「女が階段を上る時」 を見ました。 [映画:ア行]
1960年 日本
監督 成瀬巳喜男
生誕100周年記念、DVD BOXが発売されましたね。
実はほとんど見たことがなかったのですが、ぴこが購入したため見てみましたよ。
主人公は銀座のバーに勤める雇われマダム。
銀座というと今でもリッチな人たちがやって来て、そこで働く女性達もさぞかしリッチなのだろうと思われますが、映画の中はそうでもない様子。
マダムも、売り上げが少ないとオーナーに嫌味を言われたり、自分の下で働いていた女の子の店にお客さんを取られたり、結構大変な状況です。
ずいぶん前に夫を亡くし、未亡人となっているママ。
なくなった夫に「もう誰にも許さない」と誓い、実際好意を持っている男達にも見向きもしなかったわけですが・・・。
ある時急に倒れ、実家で休むことになるんですが、彼女のお金をたよりにしている母親と兄は、こんな折りにも「お金を工面してくれ」と頼まざるを得ません。
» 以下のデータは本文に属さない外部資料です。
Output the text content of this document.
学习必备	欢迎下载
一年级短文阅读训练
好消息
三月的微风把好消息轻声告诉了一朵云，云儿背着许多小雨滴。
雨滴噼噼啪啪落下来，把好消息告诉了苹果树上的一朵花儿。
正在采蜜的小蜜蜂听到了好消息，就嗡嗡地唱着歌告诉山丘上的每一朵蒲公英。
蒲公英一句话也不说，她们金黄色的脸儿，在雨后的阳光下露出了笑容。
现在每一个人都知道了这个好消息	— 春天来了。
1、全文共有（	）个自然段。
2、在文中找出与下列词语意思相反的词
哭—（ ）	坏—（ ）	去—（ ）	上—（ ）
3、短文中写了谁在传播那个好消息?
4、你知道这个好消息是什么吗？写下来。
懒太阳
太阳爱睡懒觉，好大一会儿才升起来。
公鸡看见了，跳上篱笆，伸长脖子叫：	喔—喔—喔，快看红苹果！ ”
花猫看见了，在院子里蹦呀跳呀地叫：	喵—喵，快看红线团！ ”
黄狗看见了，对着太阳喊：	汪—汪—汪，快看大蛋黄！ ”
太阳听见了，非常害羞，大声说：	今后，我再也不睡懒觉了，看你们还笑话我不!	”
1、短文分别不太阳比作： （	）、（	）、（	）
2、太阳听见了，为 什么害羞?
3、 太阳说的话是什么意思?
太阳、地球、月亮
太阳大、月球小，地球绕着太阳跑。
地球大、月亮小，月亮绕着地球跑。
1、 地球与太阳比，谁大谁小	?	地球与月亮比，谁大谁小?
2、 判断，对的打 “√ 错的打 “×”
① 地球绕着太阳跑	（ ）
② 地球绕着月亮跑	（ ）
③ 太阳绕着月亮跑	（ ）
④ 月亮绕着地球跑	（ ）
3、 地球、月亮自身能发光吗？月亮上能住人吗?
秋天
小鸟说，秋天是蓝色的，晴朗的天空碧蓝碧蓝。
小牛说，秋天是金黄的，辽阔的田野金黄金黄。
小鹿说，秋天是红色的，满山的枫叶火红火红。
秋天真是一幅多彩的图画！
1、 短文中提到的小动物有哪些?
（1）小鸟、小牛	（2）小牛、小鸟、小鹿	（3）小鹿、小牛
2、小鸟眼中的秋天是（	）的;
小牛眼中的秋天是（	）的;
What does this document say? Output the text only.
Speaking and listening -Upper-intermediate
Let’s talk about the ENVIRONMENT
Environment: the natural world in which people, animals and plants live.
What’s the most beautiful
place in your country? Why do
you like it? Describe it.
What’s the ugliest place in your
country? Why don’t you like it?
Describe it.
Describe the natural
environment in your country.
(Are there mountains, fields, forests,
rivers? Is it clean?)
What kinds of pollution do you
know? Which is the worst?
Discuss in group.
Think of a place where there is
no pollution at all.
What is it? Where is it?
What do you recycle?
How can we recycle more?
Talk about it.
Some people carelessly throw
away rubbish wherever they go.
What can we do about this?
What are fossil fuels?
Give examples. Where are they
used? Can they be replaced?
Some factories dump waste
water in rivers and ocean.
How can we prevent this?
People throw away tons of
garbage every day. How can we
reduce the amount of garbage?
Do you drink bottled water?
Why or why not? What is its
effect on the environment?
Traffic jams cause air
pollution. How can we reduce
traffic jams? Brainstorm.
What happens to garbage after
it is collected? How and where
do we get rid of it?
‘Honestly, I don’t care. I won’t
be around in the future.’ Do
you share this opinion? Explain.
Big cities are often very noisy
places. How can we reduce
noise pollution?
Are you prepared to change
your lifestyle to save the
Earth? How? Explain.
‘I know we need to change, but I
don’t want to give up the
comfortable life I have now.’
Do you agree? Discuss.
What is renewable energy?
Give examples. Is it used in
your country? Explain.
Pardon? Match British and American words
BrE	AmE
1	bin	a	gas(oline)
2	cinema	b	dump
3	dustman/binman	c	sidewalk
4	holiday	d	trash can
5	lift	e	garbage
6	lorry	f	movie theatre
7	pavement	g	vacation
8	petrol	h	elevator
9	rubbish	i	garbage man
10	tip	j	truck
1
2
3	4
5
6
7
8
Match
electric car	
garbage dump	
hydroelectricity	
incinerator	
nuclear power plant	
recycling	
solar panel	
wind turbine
ほとほと疲れていたところに、昔の夫に似ている人から結婚を申し込まれるあたりから、彼女の不幸がまた始まって行くわけです・・・。
怒濤の攻撃と言わんばかりの悲しい事実の連続に、もう見てられない思いでした。
信じれると思った男に裏切られ、本当に好きだと思った人には捨てられ・・・。
それでも生きて行かなければならない・・・痛々しさ満載です。
絵としては、60年のしかもモノクロなのに、すごく綺麗でした。
ま、デジタルリマスターとかいうやつの賜物なのかも知れませんが、それでも当時・・・45年前?で、あれだけのクオリティの映像はすごいと思います。
そして、当時の銀座の様子!
もうどこがどこだか分からない位、違ってたんですね〜。
知っている街の昔の様子って、なんとなく感銘を受けてしまいますね。
さらにさらに、主演の高峰秀子、本当に美しいです!
他の共演者の女性達と比べて抜群の存在感です。
1924年生まれとのことで、撮影当時は・・・30代??全然そんな風に見えません!
すごくつらい話なのに、なんというか貴品のようなものさえただよう作品になっているのは、彼女の存在あってのことだと思います。
美しく歳をとりたいものです・・・。
そしてまた、逆境にも負けず強く生きて行くママの姿に、励まされたような気がします。